People and Borders
April 13–June 11, 2017
Fondazione Stelline
corso Magenta 61
20123 Milan
Italy
Fondazione Stelline presents an important retrospective dedicated to the rediscovery of Gian Butturini (Brescia, Italy, 1935–2006), a sensitive and authentic photographer who was constantly on the scene during the major conflicts of the ‘70s and ‘80s, both in Italy and abroad.
Following his international rediscovery by Martin Parr, who included him in his London exhibition Strange and Familiar (2016) as the only exhibiting Italian alongside Henri Cartier-Bresson, Paul Strand, Robert Frank and Garry Winogrand, the exhibition looks back on his long photographic journey in search of the meaning of people and its humanity—a journey which took the photographer to the ends of the earth. These are geographical, but also cultural and mental borders, which Butturini experienced as his own as he identified with the condition of the “ultimi” (the last).
Gian Butturini introduced his first photographic work London by (1970), new edition published by Damiani next June edited by Martin Parr, with the words Photographic notes by a man in the street photographing people in the street—a description that perfectly sums up his entire work. The individual and the meaning of humanity are the undercurrent of all his images, allowing us to see through the eyes of Butturini as a man—candid and curious, real and alive, coherent and incoherent—more than a photographer. This vision is manifest in masterful shots of rare beauty and purity.

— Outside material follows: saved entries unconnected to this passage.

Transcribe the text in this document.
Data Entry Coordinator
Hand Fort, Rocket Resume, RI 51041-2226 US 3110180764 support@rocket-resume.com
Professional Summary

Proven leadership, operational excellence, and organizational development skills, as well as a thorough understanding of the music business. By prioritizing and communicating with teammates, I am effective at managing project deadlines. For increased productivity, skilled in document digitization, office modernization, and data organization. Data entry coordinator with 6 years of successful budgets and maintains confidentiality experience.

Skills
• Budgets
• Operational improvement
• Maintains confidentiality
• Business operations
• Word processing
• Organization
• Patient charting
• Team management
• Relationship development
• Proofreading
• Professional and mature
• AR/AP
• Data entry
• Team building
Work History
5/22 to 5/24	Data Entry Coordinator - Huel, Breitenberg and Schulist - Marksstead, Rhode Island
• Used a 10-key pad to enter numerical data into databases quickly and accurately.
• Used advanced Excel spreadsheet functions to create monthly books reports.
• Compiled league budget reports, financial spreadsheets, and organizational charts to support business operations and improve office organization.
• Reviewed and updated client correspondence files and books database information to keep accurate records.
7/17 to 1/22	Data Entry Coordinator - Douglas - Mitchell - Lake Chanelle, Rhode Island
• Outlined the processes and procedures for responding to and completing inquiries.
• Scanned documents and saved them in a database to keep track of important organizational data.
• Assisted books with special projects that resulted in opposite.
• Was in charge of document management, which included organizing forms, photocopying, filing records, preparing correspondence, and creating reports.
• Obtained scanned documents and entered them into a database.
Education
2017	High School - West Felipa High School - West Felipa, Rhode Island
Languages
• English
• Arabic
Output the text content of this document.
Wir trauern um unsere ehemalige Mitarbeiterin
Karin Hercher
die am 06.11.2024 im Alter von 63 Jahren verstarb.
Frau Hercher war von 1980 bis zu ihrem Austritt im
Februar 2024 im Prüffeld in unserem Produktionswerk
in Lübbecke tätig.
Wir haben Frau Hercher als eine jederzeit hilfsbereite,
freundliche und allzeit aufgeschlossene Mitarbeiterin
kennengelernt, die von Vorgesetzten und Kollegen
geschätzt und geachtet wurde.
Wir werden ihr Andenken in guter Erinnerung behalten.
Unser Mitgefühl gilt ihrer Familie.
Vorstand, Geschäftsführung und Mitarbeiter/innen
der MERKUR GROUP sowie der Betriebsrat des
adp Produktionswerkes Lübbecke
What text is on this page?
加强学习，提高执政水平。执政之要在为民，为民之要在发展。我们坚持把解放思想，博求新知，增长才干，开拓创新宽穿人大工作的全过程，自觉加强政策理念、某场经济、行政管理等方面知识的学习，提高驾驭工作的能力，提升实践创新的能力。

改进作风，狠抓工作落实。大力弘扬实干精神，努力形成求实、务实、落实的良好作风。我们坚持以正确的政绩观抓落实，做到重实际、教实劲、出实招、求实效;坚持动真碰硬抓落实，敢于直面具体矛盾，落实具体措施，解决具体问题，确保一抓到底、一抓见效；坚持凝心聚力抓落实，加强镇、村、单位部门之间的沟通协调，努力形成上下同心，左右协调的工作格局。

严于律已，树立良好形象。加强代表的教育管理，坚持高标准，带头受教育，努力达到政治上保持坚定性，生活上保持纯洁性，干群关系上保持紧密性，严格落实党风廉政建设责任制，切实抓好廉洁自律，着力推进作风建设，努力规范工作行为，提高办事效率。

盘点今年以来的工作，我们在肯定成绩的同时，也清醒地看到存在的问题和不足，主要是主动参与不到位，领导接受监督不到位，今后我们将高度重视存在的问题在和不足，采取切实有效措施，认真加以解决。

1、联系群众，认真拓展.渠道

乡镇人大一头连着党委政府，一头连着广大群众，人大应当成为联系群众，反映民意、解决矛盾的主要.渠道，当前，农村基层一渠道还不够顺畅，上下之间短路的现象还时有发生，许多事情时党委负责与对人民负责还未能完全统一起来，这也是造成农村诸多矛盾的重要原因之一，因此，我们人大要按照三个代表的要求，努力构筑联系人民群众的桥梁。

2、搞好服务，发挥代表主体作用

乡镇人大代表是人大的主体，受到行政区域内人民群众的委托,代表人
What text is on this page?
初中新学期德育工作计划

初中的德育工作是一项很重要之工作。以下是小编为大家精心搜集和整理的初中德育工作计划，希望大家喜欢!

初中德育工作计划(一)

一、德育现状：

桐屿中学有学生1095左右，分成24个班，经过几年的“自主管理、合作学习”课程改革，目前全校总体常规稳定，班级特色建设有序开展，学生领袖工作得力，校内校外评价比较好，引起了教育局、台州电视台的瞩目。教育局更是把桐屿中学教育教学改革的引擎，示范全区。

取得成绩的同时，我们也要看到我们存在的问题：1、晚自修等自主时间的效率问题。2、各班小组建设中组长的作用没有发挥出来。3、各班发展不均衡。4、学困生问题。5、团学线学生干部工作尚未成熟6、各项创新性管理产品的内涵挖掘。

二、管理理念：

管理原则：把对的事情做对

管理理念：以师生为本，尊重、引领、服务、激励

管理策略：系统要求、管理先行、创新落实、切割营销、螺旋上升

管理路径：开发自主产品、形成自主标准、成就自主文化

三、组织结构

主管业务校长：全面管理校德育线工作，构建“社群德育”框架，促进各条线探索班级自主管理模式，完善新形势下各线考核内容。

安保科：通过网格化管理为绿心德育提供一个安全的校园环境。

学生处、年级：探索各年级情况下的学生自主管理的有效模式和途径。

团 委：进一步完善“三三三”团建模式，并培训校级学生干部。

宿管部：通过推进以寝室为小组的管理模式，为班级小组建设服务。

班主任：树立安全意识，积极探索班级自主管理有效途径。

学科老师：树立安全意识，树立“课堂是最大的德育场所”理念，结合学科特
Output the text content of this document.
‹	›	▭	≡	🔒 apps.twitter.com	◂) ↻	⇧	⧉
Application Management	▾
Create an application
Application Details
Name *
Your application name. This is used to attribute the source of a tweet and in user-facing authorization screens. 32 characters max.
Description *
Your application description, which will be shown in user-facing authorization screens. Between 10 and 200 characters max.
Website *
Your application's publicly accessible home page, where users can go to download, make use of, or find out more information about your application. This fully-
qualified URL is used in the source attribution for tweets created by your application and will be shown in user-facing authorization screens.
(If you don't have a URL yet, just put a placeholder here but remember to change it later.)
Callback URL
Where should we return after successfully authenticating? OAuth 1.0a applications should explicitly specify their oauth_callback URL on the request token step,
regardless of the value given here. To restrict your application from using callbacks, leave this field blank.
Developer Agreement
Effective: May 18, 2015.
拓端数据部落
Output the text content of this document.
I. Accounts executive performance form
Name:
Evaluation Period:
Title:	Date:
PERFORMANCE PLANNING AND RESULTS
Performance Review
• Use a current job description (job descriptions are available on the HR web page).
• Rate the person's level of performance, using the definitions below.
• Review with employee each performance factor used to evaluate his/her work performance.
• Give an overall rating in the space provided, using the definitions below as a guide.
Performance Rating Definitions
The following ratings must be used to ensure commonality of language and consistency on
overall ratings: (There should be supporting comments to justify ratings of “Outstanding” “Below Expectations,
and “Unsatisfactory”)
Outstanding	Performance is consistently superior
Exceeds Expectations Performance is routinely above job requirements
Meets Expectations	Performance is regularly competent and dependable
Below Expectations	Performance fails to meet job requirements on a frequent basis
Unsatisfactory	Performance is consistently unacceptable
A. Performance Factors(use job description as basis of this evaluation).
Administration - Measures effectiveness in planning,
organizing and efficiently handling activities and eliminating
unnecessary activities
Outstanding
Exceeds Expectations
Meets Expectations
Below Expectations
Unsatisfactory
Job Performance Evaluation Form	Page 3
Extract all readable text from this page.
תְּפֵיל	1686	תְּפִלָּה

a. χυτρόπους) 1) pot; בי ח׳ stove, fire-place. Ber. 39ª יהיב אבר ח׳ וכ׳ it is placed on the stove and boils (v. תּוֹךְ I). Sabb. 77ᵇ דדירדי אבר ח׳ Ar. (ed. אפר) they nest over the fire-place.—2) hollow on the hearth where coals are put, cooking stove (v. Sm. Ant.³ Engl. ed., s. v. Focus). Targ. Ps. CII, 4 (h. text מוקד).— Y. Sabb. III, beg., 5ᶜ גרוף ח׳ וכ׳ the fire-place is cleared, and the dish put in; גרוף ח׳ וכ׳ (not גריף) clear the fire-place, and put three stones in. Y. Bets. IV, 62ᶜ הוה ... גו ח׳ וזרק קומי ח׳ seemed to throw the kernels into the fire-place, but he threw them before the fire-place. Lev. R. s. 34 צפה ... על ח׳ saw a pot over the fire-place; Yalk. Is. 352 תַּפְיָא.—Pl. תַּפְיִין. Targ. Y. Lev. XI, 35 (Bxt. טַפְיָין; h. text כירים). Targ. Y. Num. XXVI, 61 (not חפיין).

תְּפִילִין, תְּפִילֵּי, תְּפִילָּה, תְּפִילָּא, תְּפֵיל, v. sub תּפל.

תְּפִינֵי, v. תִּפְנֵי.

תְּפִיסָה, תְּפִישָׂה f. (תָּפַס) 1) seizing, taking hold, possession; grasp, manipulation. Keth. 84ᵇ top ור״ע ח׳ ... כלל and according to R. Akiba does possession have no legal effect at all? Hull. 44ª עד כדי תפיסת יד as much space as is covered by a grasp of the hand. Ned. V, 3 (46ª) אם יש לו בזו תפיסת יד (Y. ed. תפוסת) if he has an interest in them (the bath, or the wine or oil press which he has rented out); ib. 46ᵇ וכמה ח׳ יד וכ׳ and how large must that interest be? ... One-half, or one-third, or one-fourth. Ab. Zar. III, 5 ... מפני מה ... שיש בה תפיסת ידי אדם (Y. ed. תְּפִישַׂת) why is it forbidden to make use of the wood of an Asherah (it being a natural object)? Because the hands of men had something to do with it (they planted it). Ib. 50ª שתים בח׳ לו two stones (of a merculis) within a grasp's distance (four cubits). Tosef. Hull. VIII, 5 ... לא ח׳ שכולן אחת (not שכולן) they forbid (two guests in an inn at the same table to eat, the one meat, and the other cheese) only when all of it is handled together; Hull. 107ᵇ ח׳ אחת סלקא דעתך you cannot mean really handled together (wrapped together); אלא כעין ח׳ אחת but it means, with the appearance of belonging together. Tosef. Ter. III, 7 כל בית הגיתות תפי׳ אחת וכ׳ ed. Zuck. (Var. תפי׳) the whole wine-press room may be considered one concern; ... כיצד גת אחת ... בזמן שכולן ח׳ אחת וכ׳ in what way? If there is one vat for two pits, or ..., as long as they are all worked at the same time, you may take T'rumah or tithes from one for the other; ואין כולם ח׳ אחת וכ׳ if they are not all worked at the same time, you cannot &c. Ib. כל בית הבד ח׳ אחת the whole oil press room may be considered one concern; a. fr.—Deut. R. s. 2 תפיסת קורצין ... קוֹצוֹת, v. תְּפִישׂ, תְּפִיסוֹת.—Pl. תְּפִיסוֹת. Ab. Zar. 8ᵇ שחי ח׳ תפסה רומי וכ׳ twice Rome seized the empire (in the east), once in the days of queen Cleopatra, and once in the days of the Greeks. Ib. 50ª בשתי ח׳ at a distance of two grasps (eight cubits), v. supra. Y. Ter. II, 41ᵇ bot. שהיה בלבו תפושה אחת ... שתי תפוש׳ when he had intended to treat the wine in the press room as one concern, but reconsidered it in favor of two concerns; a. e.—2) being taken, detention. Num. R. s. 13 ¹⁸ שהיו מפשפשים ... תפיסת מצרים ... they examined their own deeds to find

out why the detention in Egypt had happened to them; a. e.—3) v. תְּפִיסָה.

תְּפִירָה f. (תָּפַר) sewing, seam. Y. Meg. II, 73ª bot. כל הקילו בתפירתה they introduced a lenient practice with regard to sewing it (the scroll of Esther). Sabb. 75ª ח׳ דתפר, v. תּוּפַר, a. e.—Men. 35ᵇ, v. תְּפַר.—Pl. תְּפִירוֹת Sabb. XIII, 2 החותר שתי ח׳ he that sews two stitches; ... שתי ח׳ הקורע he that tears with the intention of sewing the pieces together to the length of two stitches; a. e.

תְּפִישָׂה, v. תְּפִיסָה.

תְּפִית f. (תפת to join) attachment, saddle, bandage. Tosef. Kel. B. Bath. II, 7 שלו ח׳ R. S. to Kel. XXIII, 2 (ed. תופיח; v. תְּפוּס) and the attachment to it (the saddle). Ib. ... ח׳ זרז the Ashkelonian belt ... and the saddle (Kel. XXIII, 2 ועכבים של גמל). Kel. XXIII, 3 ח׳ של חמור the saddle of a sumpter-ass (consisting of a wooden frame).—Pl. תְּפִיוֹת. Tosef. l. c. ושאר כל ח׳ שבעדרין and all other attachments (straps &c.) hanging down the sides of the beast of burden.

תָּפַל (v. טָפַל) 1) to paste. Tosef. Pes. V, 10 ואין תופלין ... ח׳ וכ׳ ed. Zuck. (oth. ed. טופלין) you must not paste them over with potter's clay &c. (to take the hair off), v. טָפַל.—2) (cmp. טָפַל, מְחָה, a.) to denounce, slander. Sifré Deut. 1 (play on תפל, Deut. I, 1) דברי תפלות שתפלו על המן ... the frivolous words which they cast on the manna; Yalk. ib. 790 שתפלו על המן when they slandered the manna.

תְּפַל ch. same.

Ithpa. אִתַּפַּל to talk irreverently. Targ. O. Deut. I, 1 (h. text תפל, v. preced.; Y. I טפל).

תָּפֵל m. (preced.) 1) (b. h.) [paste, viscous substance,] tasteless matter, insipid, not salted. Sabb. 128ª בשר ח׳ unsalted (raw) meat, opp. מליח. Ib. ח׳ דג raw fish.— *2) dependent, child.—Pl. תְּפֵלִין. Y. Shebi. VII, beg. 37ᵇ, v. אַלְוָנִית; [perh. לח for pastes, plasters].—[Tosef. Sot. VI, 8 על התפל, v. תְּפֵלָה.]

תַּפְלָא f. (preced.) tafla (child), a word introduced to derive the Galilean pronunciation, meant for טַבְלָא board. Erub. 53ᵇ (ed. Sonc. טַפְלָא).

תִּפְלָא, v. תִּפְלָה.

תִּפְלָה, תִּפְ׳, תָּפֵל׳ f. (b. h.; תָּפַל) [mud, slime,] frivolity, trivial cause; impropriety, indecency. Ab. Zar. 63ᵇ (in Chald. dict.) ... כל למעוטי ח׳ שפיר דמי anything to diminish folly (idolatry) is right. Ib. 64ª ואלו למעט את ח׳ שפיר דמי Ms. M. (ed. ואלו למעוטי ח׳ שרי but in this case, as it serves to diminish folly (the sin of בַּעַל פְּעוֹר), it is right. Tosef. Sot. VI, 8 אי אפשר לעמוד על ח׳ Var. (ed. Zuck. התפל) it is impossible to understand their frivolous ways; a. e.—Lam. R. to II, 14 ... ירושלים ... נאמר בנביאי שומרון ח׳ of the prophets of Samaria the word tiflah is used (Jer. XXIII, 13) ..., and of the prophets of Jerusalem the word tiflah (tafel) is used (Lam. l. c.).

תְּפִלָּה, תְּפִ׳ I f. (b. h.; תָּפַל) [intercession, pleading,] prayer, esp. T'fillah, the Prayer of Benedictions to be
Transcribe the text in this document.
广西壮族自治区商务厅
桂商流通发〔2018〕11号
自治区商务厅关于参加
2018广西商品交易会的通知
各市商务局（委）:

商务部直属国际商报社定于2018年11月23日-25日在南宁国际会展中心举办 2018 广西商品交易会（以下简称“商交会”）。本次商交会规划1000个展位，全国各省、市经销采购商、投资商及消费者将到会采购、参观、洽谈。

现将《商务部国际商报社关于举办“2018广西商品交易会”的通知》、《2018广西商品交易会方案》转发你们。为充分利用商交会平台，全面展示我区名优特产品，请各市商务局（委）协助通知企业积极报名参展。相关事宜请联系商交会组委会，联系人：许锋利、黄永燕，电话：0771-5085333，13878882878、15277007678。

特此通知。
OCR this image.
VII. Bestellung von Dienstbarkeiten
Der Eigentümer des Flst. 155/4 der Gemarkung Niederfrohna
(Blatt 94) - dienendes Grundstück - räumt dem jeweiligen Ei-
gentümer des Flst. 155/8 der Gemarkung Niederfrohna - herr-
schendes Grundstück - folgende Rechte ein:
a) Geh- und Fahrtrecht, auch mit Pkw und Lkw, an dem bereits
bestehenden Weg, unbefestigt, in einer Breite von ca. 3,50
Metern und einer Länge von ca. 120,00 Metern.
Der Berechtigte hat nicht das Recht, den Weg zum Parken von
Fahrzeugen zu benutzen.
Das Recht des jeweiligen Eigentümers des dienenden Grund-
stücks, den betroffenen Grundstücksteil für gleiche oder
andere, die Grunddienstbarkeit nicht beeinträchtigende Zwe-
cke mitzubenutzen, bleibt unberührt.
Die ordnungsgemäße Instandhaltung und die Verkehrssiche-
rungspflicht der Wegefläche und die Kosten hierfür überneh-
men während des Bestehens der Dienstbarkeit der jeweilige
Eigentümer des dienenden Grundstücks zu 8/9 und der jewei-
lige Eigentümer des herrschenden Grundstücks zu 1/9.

The frames are at times full of pain and polemic, occasionally ironic and sarcastic, invariably suffused with poetry and touched by the grace of a gesture or the sweetness of an expression.
The exhibition People and Borders, curated by Alessandra Klimciuk, contains over 60 works, including 18 extremely rare vintage prints, signed by the author and never before exhibited, of the photos of the “London” project (1969), the conflict in Ulster (1971), the trip to Cuba with Fidel Castro (1971), to the Chile of Allende (1973) and Pinochet (1987), Portugal after the Carnation Revolution (1975), and the Polisario Front in the Western Sahara (1982), as well as the important chapter dedicated to Basaglia’s anti-psychiatry (1975) and to the labour movements with the metalworkers’ strikes (1973).